Interestingly, the Asus TUF RTX 5070 partially compensates through clock speed: its base clock of 2,325 MHz and boost of 2,512 MHz edge out the Ti's 2,295 MHz / 2,452 MHz respectively. However, higher clocks on a smaller shader array cannot close a ~46% unit-count gap — the Ti's texture rate (686.6 GTexels/s vs 482.3 GTexels/s) and pixel rate (235.4 GPixel/s vs 201 GPixel/s) remain decisively ahead, which in practice means faster texture throughput in complex scenes and higher sustainable rasterization output at demanding resolutions. Both cards share identical memory speed at 1,750 MHz and both support Double Precision Floating Point, so neither holds an edge on those fronts.

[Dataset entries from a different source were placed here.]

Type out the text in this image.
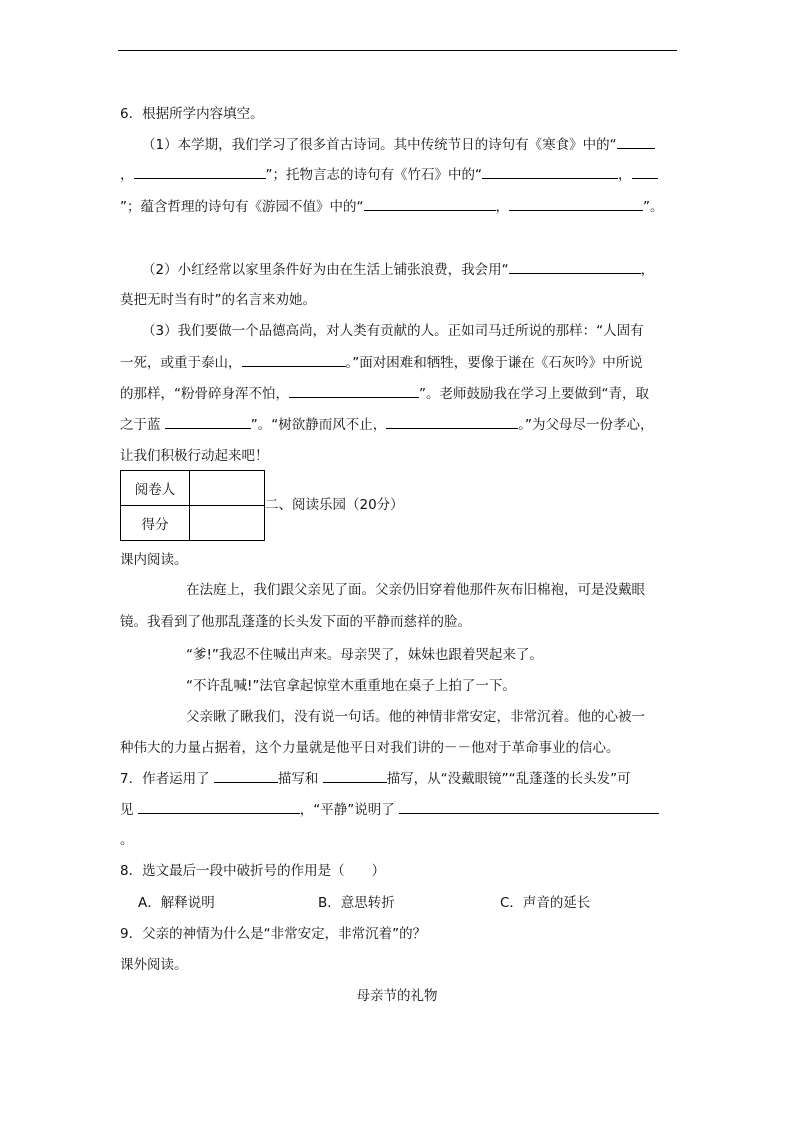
6．根据所学内容填空。
（1）本学期，我们学习了很多首古诗词。其中传统节日的诗句有《寒食》中的“
，	”；托物言志的诗句有《竹石》中的“	，
”；蕴含哲理的诗句有《游园不值》中的“	，	”。
（2）小红经常以家里条件好为由在生活上铺张浪费，我会用“	，
莫把无时当有时”的名言来劝她。
（3）我们要做一个品德高尚，对人类有贡献的人。正如司马迁所说的那样：“人固有
一死，或重于泰山，	。”面对困难和牺牲，要像于谦在《石灰吟》中所说
的那样，“粉骨碎身浑不怕，	”。老师鼓励我在学习上要做到“青，取
之于蓝	”。“树欲静而风不止，	。”为父母尽一份孝心，
让我们积极行动起来吧！
阅卷人	
得分	
二、阅读乐园（20分）
课内阅读。
在法庭上，我们跟父亲见了面。父亲仍旧穿着他那件灰布旧棉袍，可是没戴眼
镜。我看到了他那乱蓬蓬的长头发下面的平静而慈祥的脸。
“爹!”我忍不住喊出声来。母亲哭了，妹妹也跟着哭起来了。
“不许乱喊!”法官拿起惊堂木重重地在桌子上拍了一下。
父亲瞅了瞅我们，没有说一句话。他的神情非常安定，非常沉着。他的心被一
种伟大的力量占据着，这个力量就是他平日对我们讲的－－他对于革命事业的信心。
7．作者运用了	描写和	描写，从“没戴眼镜”“乱蓬蓬的长头发”可
见	，“平静”说明了
。
8．选文最后一段中破折号的作用是（　　）
A．解释说明	B．意思转折	C．声音的延长
9．父亲的神情为什么是“非常安定，非常沉着”的？
课外阅读。
母亲节的礼物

The Inno3D RTX 5070 Ti X3 holds a clear and substantial performance advantage in this group across every meaningful compute and throughput metric. The RTX 5070's slightly higher clock speeds are a real but minor footnote — they do not change the competitive conclusion. Users prioritizing peak rendering performance and workload throughput will find the Ti meaningfully faster; the Asus TUF RTX 5070 trades raw muscle for what will likely be a lower price point, making it the choice for those who do not need the Ti's extra headroom.